It’s usually not going to be good whenever a politician starts generalizing about “inner-city kids,” or any other group.
Pennsylvania’s Senate Education Committee chairman is being rightly criticized for saying minority students from “inner-city” public schools would do better in vocational careers than in college.
Republican Sen. John Eichelberger said during a town hall that minority students are being pushed toward college and are dropping out. He says they’d succeed in a less-intensive track.

Eichelberger, who’s White, told a media outlet he blames failing urban school systems, not skin color, for minority students dropping out of college.

Eichelberger is right when he says that urban school systems are failing many minority school students. But the answer is not to discourage Black and Latino students from aspiring to college but to improve the schools they attend.
Democratic Sen. Vincent Hughes of Philadelphia said Eichelberger should be removed from the committee chairmanship.
Hughes said in an interview he “was repulsed by [Eichelberger’s] statement.”
“Let’s be clear, this issue about the stereotyping of Black and Brown children needing less-intensive tracks to succeed has been around for generations, maybe even centuries,” he said.
Eichelberger posted a statement about the controversy on his senate page.
“Well, I have finally been the victim of a fake news story,” the statement reads. “The Carlisle Sentinel did a convoluted and incomplete story about my town hall meeting last week, the Democrats decided to spin it even further, and other liberal media outlets followed along.”
The Republican lawmaker, who represents Blair and parts of Cumberland, Franklin, Fulton and Huntingdon counties, continued. Hughes “is calling me a racist because I spoke about the failing schools in Philadelphia, located in minority neighborhoods, not preparing their students for college. He’s trying to say that since the kids are Black, that I think they’re not capable of learning. Wrong. I see the potential of these children and want to see them succeed.”
Eichelberger made sweeping and insulting generalizations.
Hughes is right in pointing out that the problem is many minority students are victims of Pennsylvania’s unfair school-funding system and some drop out of college because they can’t afford it.
Despite the problem of coming from poorly funded schools, many African-American and Latino students overcome the obstacles and do well and finish college.

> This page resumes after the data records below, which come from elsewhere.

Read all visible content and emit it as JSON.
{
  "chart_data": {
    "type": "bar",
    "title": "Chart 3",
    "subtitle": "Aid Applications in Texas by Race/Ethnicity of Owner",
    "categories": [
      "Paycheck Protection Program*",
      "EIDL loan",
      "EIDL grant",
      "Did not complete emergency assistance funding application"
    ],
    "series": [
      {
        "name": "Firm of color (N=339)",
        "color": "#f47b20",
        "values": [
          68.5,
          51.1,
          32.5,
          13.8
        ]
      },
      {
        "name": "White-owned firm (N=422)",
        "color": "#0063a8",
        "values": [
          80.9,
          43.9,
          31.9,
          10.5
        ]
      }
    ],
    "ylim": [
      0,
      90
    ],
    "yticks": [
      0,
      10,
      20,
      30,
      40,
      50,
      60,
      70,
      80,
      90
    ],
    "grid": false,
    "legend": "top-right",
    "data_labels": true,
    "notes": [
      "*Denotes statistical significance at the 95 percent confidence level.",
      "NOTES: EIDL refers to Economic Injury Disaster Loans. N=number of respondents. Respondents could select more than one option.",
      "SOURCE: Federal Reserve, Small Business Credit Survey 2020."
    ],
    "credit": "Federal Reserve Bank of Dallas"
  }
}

The problem of underperforming schools is not just limited to urban schools that serve African Americans and Hispanics but also schools in rural areas and towns where mostly white children attend.

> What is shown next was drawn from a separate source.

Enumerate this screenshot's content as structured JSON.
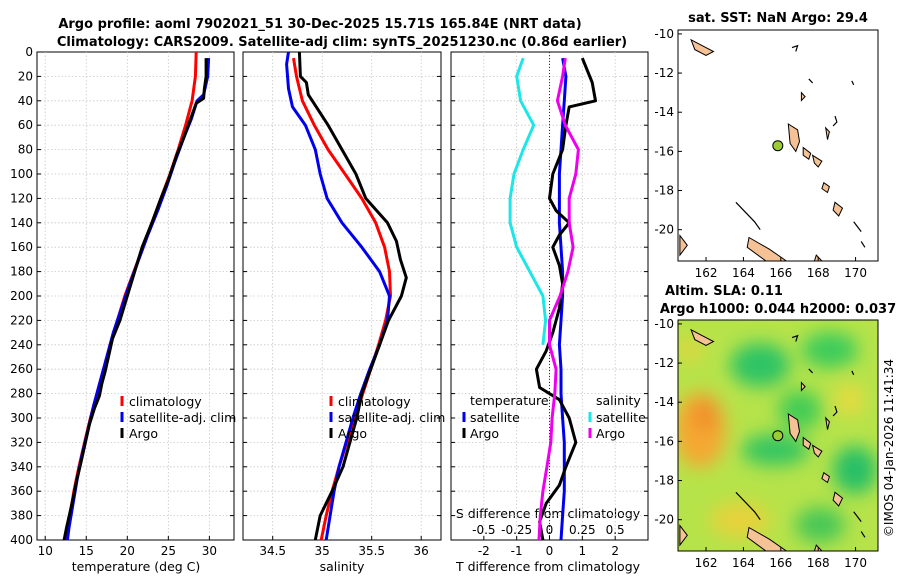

The fact is that many American children, of all races, are not being properly prepared for the vocational careers that Eichelberger says would be better suited for “inner-city kids.”
When President Donald Trump brought two dozen manufacturing CEOs to the White House last week and asked them to commit to restoring factory jobs lost to foreign completion, the CEOs pushed back and said jobs exist but skills don’t.
The CEOs suggested that there are still plenty of openings for U.S. factory jobs but too few qualified people to fill them. “They urged the White House to support vocational training for the high-tech skills that today’s manufacturers increasingly require — a topic Trump has seldom addressed,” reports the Associated Press.
“One executive said in discussions with White House officials that his company has 50 participants in a factory apprenticeship program, but could take 500 if enough were qualified. But he said that in his experience, most students coming out of high school lack the math and English skills to absorb technical manuals,” AP reports.
It should be noted that CEOs were not talking about “inner-city kids” lacking the skills required but were making a damning indictment on America’s educational system.